Subject: and spl issue? occasional hang-ups/panics with my driver
To: None <netbsd-help@netbsd.org>
From: elmar <elmar@engel-kg.com>
List: netbsd-help
Date: 06/27/2005 15:38:24
hi list,
i have written a driver for a virtual network device that is connected to
a real network device much like the vlan driver does. since i didn't
have very much information on how to write that driver, i had several
looks at drivers like vlan, gif, ppp, tun, gre, tap.
the code is almost stable: it has been running on two machines with high
load for more than a day or two. to find out where to look for the
offending code in my driver i would appreciate getting some hints on
- common pitfalls when writing a network driver
- the usage of the spl* functions and/or locks (examples).
- documentation on the software priority level the (network) driver
entry points are called at
i have attached some more info on panics and hang-ups i have seen. maybe
this will help point me in the right direction.
thank you for your attention.
regards
elmar
- - - - - - - - -
this issue appears with 3.99.6, 3.99.3, and 2.0.2.
i'm running different netbsd machines
1) fast:
AMD Athlon XP 3000+ (686-class), 2091.74 MHz, id 0x6a0
2) medium:
AMD Athlon Model 4 (Thunderbird) (686-class), 1202.21 MHz, id 0x642
3) slow:
VIA C3 Samuel 2/Ezra (686-class), 601.40 MHz, id 0x673
... in bridging mode with one of the interfaces being a virtual interface
(created much the same as if_vlan.c does).

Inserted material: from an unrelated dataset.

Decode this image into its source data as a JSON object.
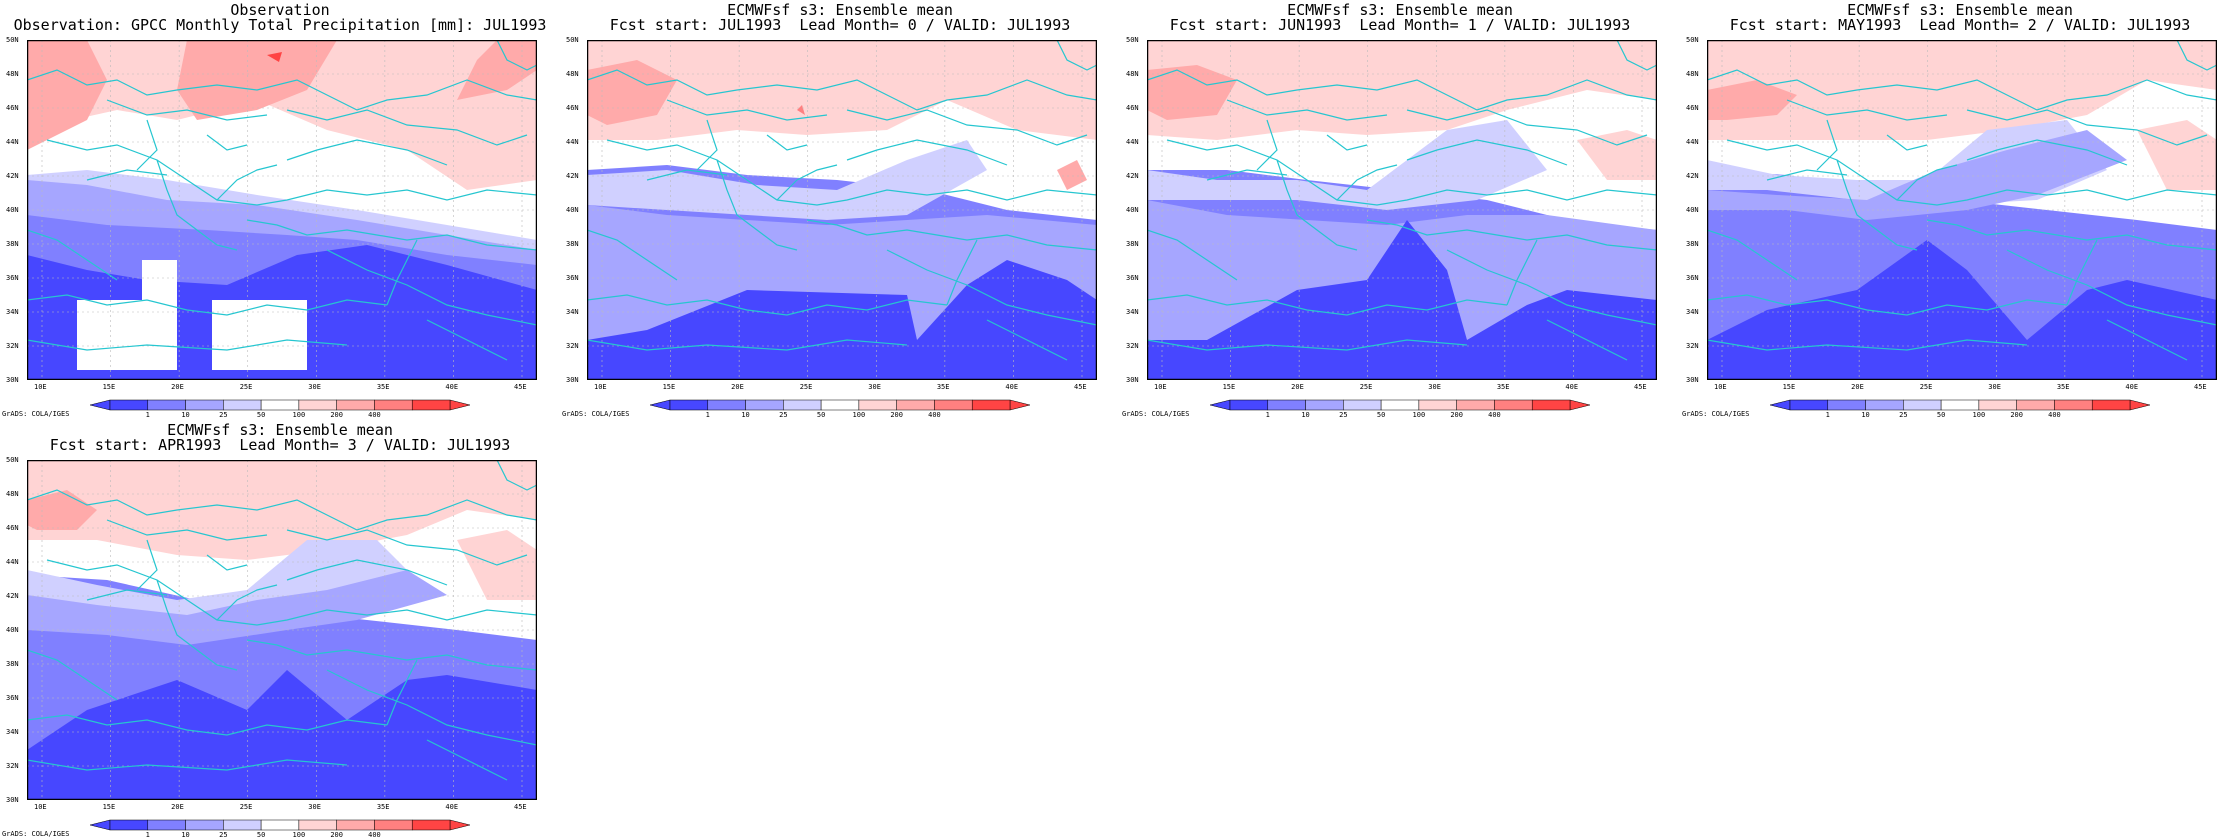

the code between the virtual interface and its parent interface has lots
of work to do which produces high load in the interrupt context.
under low load, my systems ran fine at first glance. under high load,
however, the medium sized machine 2 would hang or panic after about
5s
30s
20min
90min
> 24h
...
it is only the machine 2 that i have seen panicking or hanging, not even
the small one although top(1) showed me that it was running at about 96%
in interrupt context and was really hard at work (slower reaction on the
console).
swapping the interfaces of machine 2 (virtual interface [cf. if_vlan.c]
on top of fxp0 now instead of ex0) made the panic or hang appear much
earlier (5s/30s instead of 90min).
DDB's callout command gave me the hint that a function was scheduled that
is not to be used by any other part throughout the software. another
function was scheduled several times although it should only be called
via sysctl(8). the last lines of the backtrace read like this:
usb_all_tasks at 0xcac9e9f0
myFctNotToBeCalledHere+0x3a
mySendFctOkHere+0x37
myTimerArray(varying,args) at myFctOnlyToBeCalledViaSysctl+0xb529b
myFctThatIsNeverUsed+0xb3
softclock+0x262
Xsoftclock+0x26
--- interrupt ---
cpu_switch+0x9f
ltsleep+0x327
uvm_scheduler+0x74
main(0,0,0,0,0) at main+0x66e
so i removed all parts containing timer functions and tried again. the
idea behind this is that
a) some code overwrote my timer array or called my code to schedule
timer functions, so the above mentioned functions were scheduled
(which they should never be)
b) - the network thread and
- the thread running the callout function
are working on the same (critical) code pointing to some kind of
locking and/or splxxx problem.
c) kernel stack overflow? neither KSTACK_CHECK_MAGIC nor
KSTACK_CHECK_DR0 were defined.
now without all that timer stuff, after some hours, the small machine
also runs into a panic which doesn't give me too much information, just
that it lost its frame like this:
DDB lost frame for netbsd:Xsoftnet+0xXX, trying 0xZZZZZZZZ
(i don't have the exact numbers at hand right now)
could this be a kernel stack overflow? googling didn't give me much
info. one hint was to disable TCP SACK, which i think won't help me very
much since the machine is bridging (and not interested in tcp). should i
downgrade if.c?
i reduced the kernel size removing mca, audio, scanners, mca, among
others. my impression is that the panic or hang tends to appear earlier
the more features i take out of the kernel config file.
help is welcome.
regards, again
elmar